I can't help it, it's not that funny but I'd better just get this thought out of the way before I start because I hear the word Willoughby and am instantly reminded of a lovely Australian secretary, Joanie, who worked in the clinic with us years ago. She was utterly hilarious, completely anarchic and brought a real touch of something subversively bold and different to a little working medical community here in Devon. We were her very own whingeing poms and she let us know it but she lived in a road called Willowby Park which she had renamed Wallaby Park to remind her of home. I can't hear the word without remembering Joanie wherever she is now.
But back to The Wolves of Wallaby Willoughby Chase by Joan Aiken and a book I most definitely remember reading as a child and I think as part of one of those library reading contests that were supposed to last through the entire six weeks of the summer holidays. I being eager-beaver little dovegreyreader had usually whistled through it in a couple and I must have been a complete and utter pain dashing back into the library on a daily basis to harangue a librarian into asking me the questions on my books, get my card stamped and dash off with the next lot. I used to take these things very seriously.
Orphaned Sylvia must leave her beloved but ailing and impoverished guardian Aunt Jane in London and go and live with her wealthy cousin, only child Bonnie, at Willougby Chase, it's all agreed. Bonnie's parents are off on a long trip abroad and Bonnie needs a companion, there will be servants and unaccustomed luxury and comfort for Sylvia, possets and pipkins of nourishing soup, lemon-mint baths, all-enveloping fur capes and a governess has been engaged for the duration.
I knew exactly where I was from the very first sentence of the book,
'It was dusk - winter dusk. Snow lay white and shining over the pleated hills, and icicles hung from the forest trees. Snow lay piled on the dark road across Wallaby Willoughby Wold, but from dawn men had been clearing it with brooms and shovels. There were hundreds of them at work, wrapped in sacking because of the bitter cold, and keeping together in groups for fear of the wolves, grown savage and reckless from hunger'.
Because this is Joan Aiken's England in 1832, there is a channel tunnel from Dover to Calais (that seemed just as amazing as the wolves in the early 1960s when I read this) and a great many wolves have migrated from Russia to Europe through the tunnel and are now an everyday threat in the English countryside. Trains rush into stations at full pelt and screech to a halt to confuse the wolves waiting for a quick human snack when the passengers alight, wolves readily crash in through train windows and doubtless none of this would have astonished my childhood imagination quite as much as it did my adult one.
It's also perhaps a lesser known fact that really I wanted to be an ice skater not a nurse, and so I know for a fact I would have been completely impressed with Sir Willoughby who, lovely Papa that he was, in readiness for the fact that Bonnie will immediately want to take her friend skating on the frozen rivers, has ordered six pairs of white kid skating boots, all different sizes.

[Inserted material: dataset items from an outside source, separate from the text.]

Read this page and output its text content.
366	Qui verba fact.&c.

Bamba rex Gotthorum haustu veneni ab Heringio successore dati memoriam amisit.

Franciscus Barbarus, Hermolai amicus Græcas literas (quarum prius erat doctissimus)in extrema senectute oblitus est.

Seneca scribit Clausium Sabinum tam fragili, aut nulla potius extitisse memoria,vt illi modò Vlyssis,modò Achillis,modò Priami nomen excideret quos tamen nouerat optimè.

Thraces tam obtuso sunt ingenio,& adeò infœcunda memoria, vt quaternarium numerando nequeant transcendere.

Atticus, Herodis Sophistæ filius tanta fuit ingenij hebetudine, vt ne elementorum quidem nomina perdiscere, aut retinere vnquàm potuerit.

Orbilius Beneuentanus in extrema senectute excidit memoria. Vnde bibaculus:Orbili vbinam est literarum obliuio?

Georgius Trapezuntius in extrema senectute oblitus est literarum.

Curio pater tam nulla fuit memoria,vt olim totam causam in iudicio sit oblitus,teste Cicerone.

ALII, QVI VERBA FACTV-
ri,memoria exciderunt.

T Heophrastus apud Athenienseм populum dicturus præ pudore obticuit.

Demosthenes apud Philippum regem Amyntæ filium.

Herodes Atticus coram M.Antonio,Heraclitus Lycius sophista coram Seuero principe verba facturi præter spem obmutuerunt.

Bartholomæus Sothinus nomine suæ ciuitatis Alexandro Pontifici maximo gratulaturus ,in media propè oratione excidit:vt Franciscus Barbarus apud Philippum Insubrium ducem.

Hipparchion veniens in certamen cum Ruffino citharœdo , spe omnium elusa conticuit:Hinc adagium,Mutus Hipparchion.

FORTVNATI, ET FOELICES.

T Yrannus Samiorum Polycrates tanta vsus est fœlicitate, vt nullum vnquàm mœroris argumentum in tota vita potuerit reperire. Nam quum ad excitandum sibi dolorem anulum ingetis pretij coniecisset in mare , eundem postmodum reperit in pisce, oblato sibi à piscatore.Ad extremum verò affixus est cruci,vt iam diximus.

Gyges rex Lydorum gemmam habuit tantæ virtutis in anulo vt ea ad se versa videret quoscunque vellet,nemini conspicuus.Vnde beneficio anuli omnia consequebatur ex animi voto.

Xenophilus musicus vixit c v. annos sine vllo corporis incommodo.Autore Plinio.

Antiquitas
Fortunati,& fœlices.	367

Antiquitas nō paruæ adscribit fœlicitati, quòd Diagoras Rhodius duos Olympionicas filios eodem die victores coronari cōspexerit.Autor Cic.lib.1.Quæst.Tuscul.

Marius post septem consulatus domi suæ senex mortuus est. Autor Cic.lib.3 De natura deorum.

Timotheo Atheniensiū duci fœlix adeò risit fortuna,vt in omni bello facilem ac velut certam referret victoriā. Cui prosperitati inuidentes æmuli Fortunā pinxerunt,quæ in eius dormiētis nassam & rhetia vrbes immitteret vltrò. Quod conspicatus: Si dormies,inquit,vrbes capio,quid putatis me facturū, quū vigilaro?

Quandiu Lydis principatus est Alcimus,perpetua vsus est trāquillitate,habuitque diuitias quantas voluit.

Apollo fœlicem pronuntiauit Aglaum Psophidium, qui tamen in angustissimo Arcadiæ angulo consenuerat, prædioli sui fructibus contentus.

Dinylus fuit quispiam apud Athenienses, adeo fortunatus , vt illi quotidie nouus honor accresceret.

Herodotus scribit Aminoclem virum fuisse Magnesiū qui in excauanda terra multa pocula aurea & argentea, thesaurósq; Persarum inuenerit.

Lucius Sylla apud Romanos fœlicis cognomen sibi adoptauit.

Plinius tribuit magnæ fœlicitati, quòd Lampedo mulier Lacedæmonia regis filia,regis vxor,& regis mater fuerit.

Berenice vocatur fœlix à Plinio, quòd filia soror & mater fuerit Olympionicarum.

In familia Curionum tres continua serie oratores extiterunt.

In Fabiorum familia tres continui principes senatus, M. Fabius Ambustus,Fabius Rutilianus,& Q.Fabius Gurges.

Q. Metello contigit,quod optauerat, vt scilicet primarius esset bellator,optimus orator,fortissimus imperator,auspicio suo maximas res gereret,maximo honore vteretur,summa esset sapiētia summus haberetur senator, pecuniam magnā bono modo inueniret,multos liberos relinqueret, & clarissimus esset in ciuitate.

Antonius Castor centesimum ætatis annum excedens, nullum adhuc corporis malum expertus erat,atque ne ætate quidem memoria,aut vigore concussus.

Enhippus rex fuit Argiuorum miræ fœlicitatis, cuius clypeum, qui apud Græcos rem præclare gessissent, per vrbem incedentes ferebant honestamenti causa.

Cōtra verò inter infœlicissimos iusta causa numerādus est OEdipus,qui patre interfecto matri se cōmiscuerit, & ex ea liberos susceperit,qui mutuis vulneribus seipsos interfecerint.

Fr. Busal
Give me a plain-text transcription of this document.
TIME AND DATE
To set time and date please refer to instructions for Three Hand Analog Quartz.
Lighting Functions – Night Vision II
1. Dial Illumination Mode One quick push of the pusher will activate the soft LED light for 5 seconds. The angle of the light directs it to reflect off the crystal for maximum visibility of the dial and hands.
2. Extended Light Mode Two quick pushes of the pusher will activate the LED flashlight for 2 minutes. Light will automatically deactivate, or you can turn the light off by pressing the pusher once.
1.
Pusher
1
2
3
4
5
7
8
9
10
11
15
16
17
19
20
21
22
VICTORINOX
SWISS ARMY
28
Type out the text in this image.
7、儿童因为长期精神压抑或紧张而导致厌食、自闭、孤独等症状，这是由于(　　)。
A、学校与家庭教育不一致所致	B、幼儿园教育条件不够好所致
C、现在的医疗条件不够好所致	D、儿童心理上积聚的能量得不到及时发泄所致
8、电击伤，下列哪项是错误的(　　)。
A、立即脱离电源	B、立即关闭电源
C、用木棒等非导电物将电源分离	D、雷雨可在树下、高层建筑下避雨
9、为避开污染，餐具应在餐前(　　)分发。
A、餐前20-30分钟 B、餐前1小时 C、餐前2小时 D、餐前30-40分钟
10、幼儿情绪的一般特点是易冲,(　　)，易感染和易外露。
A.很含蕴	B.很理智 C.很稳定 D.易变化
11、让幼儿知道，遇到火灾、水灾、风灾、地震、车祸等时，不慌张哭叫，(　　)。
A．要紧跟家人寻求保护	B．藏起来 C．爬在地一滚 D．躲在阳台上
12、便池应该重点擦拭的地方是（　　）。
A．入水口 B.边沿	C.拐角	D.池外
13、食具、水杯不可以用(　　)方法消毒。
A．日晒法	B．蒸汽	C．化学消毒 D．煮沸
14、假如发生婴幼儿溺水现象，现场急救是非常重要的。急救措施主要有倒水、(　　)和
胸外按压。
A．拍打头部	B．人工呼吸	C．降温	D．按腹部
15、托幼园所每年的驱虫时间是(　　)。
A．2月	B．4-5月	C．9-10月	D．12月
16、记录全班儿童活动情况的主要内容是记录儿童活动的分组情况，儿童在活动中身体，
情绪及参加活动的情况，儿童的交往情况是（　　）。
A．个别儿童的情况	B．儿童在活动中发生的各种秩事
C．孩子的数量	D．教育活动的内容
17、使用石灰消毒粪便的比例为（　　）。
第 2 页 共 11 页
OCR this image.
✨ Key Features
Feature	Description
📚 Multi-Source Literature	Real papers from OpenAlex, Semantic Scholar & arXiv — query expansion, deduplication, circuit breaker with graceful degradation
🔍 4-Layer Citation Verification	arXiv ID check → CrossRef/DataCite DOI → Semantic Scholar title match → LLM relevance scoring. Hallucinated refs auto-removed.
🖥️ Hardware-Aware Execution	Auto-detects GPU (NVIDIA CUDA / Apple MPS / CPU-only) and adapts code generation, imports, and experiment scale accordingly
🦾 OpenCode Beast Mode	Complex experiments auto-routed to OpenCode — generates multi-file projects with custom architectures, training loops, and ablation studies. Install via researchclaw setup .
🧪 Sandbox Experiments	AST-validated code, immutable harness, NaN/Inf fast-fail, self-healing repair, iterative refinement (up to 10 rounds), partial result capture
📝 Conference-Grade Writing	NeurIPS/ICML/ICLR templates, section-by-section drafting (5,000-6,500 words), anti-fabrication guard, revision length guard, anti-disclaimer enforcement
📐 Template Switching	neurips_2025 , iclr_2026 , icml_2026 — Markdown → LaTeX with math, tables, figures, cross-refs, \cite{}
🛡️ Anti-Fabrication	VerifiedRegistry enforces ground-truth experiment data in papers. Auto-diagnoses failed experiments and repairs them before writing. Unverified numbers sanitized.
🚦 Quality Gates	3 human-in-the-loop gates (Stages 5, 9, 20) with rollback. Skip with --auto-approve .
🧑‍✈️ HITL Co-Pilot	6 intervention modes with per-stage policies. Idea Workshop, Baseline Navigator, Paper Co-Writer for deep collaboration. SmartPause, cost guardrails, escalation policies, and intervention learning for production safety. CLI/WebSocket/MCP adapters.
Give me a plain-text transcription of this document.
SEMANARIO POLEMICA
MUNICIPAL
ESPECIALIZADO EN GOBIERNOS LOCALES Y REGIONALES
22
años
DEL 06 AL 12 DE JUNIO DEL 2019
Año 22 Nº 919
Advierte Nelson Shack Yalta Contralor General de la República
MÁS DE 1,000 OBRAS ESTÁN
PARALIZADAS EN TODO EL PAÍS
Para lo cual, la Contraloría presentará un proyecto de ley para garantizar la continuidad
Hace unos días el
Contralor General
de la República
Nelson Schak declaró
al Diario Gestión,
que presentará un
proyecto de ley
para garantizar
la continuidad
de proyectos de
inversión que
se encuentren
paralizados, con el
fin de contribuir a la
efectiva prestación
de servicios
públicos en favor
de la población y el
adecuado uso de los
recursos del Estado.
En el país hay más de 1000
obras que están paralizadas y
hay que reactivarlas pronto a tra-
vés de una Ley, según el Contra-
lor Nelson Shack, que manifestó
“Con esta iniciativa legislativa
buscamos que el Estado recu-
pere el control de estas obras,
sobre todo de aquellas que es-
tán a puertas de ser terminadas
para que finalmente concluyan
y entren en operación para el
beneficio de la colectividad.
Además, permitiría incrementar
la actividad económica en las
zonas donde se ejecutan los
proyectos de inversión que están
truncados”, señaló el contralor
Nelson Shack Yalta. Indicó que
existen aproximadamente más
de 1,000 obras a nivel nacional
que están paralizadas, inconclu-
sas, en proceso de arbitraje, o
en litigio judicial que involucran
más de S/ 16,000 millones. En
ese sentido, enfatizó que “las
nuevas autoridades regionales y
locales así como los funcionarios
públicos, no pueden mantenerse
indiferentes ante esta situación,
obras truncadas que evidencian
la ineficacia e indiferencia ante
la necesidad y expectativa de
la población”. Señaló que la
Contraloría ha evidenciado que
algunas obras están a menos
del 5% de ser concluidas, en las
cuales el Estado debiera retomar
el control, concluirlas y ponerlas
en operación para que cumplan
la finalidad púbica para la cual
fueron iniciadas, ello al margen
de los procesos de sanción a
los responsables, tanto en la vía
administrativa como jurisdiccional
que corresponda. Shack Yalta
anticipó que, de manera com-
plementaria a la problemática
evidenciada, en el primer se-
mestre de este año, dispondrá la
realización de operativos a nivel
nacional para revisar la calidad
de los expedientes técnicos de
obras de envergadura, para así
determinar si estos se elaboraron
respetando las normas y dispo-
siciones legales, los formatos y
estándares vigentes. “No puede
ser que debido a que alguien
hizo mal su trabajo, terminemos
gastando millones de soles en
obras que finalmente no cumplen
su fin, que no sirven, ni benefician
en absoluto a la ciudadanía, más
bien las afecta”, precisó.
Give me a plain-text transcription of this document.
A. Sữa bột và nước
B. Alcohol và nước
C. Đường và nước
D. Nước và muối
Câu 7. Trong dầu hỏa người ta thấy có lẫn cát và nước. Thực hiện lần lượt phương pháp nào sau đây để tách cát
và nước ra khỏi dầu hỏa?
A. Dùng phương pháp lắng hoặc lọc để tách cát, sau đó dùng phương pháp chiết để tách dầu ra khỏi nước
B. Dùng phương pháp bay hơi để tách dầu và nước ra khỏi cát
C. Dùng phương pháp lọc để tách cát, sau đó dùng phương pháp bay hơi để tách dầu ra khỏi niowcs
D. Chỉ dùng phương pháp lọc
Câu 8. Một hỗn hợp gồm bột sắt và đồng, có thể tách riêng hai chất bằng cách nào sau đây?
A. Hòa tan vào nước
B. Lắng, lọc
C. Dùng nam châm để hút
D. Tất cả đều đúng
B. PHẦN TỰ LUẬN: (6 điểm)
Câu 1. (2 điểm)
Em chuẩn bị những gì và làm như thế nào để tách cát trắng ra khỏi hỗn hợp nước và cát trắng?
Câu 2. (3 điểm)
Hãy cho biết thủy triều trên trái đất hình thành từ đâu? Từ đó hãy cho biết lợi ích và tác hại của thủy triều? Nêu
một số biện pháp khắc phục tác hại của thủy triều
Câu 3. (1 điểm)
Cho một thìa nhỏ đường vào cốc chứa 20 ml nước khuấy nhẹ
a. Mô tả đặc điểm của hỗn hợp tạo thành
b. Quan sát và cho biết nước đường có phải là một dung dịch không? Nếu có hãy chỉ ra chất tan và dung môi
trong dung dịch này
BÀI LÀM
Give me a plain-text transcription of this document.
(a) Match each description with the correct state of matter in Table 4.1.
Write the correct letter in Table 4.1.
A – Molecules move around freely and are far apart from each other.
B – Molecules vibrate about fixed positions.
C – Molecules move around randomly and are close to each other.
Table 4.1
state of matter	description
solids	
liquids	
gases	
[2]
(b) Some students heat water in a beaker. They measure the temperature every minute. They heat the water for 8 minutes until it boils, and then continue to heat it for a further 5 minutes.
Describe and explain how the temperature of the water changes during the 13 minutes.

Six pairs, imagine that and at this point I'd probably have drifted off into my Sonja Henie - Noel Streatfeild - White Boots reverie because on many occasions I was Sonja of course, or failing that I'd settle for being Doreen Denny.
I was equally perturbed this time round when Sylvia's strange carriage companion on her long overnight journey alone to Willoughby Chase suddenly produces a shotgun and takes out rabbits from the train window for some target practice.To say nothing of the moment the wolf leapt in, is summarily dispatched (stabbed with glass from the broken window) and Sylvia and the strange man crawl along on the outside of the train carriage to the next compartment rather than sit paddling around in wolfish remains.
Heavens to betsy what's going on here, and we moan about Great Western. I certainly don't remember this book coming with any " Do not try this at home" caveats but it probably would now, nor was I disturbed by any of it.
No good can come from anyone called Miss Slighcarp, least of all if she's a governess and I remember loving all the subterfuge and especially the fact that these two girls, Bonnie and Sylvia hit it off right from the start. There was none of the usual social class division between the two of them as they pool resources to outwit the dastardly plan to strip Bonnie of her inheritance.
I've been dipping into Marcus Crouch's book The Nesbit Tradition : The Children's Novel 1945-1970 for my sins, just out of interest and to see what the received opinion is on some of these writers now being closely analysed, and I was quite surprised to read this written about about Joan Aiken in 1972,
'Gratitude for Joan Aiken's high spirits and the gusto of her story-telling may make the reader value her rather beyond her worth. These are precious qualities, but they are not enough. What Miss Aiken lacks most grievously is self-discipline. Her stories gallop recklessly in all directions at once with never a touch of rein from the author. Grand yarns, they are too casual, even perhaps too full of self-mockery to be taken entirely seriously."
Not by the nine-year old dovegreyreader they weren't, I loved this one and I have just loved it all over again.